My understanding is rose combs are dominant and single combs are recessive, so more likely to pass on a rose comb. But there are always less likely combinations that do get passed on.
At their age, with those combs being as large as they are, and as much color as they have already, I too would suspect those two are likely cockerels. Time will tell for sure.
Here is an article on rose comb vs single comb. Honestly, sometimes the genetic combo stuff makes me dizzy!
https://www.backyardchickens.com/articles/understanding-the-rose-comb-trait.65576/
And here is another:
https://poultry.extension.org/articles/poultry-anatomy/poultry-genetics-an-introduction/
 
Thanks and I'm curious that their father was a rose combed rooster and their mother is a single combed hen. How come every female chick is single combed and every male chick is rose combed? Enlighten me please.
It is just a coincidence that the sons got rose combs and the daughters got single combs. If you hatch more chicks from that pair, you will probably get some of each sex with the other comb type as well.

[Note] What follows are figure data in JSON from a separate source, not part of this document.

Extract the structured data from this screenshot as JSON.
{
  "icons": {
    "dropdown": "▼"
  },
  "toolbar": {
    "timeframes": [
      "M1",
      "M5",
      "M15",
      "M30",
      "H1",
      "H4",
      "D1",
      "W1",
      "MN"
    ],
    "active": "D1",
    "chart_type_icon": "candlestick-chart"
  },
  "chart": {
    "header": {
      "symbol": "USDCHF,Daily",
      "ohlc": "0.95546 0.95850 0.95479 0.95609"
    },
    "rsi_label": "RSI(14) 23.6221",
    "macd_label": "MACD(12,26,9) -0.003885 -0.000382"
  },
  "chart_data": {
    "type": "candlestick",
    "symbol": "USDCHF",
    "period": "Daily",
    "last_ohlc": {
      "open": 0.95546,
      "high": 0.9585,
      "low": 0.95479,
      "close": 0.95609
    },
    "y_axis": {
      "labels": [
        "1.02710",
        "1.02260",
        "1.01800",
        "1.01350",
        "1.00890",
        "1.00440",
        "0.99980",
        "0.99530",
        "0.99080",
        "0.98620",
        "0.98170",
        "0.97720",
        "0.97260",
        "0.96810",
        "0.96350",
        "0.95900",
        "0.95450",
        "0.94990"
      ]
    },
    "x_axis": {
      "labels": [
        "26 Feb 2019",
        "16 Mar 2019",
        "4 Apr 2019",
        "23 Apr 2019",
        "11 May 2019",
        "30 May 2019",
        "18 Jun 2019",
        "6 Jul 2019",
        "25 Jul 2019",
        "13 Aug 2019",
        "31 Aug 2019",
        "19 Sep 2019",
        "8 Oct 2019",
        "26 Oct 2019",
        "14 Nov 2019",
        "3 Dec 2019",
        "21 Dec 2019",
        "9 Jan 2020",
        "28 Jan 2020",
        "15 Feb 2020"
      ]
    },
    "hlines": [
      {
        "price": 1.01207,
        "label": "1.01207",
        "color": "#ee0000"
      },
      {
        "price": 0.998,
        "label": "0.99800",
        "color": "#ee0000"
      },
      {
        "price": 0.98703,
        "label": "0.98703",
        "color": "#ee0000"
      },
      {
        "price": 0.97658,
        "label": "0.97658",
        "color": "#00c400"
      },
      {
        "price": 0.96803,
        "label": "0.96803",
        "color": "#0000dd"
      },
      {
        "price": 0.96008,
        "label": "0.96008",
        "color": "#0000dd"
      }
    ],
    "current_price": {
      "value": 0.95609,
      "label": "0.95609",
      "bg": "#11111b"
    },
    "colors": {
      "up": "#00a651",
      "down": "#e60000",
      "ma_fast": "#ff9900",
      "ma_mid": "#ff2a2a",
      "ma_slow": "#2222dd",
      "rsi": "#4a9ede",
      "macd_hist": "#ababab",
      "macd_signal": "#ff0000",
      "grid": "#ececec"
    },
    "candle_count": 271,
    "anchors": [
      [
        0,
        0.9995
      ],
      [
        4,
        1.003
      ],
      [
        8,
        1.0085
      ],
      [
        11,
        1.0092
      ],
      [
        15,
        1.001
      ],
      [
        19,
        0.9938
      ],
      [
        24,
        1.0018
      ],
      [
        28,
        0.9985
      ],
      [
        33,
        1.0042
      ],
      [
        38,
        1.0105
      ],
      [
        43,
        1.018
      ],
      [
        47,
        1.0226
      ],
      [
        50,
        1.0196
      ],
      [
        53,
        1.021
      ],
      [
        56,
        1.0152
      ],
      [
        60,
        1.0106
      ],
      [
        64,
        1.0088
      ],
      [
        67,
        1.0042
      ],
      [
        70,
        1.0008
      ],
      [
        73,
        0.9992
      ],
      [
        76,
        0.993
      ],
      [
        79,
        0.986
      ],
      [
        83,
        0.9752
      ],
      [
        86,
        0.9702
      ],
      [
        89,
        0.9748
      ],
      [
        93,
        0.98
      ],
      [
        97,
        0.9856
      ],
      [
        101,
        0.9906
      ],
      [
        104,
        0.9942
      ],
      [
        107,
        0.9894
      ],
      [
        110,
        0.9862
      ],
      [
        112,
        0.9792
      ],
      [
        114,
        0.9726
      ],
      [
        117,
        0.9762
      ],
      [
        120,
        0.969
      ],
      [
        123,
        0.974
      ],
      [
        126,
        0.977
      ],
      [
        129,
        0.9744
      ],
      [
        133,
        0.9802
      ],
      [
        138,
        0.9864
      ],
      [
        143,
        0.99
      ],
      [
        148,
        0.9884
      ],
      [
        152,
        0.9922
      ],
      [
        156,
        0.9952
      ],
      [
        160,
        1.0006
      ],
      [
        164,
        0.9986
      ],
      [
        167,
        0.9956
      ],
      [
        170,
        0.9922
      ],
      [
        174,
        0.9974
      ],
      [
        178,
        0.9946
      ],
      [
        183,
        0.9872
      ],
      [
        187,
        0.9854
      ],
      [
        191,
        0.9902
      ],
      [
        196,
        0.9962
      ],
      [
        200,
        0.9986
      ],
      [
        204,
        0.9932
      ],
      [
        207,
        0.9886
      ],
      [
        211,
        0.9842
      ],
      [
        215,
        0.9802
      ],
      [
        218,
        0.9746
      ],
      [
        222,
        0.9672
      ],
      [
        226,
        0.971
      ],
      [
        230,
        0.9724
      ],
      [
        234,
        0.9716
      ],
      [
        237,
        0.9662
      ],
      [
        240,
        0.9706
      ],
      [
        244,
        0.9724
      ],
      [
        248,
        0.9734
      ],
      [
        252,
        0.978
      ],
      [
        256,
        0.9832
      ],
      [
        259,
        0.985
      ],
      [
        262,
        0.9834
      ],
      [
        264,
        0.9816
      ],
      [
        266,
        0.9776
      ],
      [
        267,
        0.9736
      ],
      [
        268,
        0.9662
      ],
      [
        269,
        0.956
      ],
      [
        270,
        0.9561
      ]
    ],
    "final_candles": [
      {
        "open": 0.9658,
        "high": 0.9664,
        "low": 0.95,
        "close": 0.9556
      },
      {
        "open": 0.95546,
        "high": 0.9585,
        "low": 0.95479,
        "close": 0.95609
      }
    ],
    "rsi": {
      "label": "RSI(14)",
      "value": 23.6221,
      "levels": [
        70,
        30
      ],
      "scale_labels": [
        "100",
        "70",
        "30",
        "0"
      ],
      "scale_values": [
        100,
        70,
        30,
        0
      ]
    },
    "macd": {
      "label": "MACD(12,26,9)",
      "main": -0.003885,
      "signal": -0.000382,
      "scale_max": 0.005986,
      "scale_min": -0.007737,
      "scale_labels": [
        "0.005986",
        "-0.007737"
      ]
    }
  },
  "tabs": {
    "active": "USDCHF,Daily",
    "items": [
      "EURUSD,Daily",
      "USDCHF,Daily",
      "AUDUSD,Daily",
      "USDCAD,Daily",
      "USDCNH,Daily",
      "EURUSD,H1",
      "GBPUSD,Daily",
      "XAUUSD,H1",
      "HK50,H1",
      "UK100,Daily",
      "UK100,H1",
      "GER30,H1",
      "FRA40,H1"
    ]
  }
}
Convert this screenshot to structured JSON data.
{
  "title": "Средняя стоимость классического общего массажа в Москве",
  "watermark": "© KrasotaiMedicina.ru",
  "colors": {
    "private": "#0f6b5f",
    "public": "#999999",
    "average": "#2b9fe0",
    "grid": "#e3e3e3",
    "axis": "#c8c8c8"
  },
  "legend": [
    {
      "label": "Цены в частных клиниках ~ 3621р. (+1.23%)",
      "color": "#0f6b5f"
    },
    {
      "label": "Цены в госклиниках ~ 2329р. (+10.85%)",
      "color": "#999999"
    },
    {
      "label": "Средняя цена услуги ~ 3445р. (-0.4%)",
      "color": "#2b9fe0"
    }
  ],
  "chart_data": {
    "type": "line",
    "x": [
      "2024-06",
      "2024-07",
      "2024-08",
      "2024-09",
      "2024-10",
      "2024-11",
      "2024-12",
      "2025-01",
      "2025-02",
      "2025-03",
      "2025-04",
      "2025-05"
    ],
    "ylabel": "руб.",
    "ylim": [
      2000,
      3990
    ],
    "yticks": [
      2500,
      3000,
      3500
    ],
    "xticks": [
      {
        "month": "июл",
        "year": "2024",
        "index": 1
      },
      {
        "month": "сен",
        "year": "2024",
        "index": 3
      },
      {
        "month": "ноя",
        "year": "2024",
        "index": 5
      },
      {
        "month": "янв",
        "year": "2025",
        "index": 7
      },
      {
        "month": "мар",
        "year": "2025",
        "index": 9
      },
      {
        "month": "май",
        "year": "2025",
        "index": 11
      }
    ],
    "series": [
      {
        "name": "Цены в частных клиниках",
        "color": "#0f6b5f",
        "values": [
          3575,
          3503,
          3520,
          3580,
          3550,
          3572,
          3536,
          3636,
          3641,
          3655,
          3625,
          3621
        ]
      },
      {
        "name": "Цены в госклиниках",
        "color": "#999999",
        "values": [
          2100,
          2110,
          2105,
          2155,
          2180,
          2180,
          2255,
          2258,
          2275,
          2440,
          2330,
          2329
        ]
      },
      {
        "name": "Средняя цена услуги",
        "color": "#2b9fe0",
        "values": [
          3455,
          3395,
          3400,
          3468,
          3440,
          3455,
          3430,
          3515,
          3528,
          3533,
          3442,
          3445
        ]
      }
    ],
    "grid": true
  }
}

In chickens and other birds, the mother determines which chick is male or female.

Rose comb is caused by a dominant gene.
The mother has a single comb, so she does not have the rose comb gene, which means she cannot give it to her chicks.

The father has one rose comb gene (so he shows a rose comb and can give it to some chicks) and one not-rose comb gene (which he gave to the chicks who show single combs.)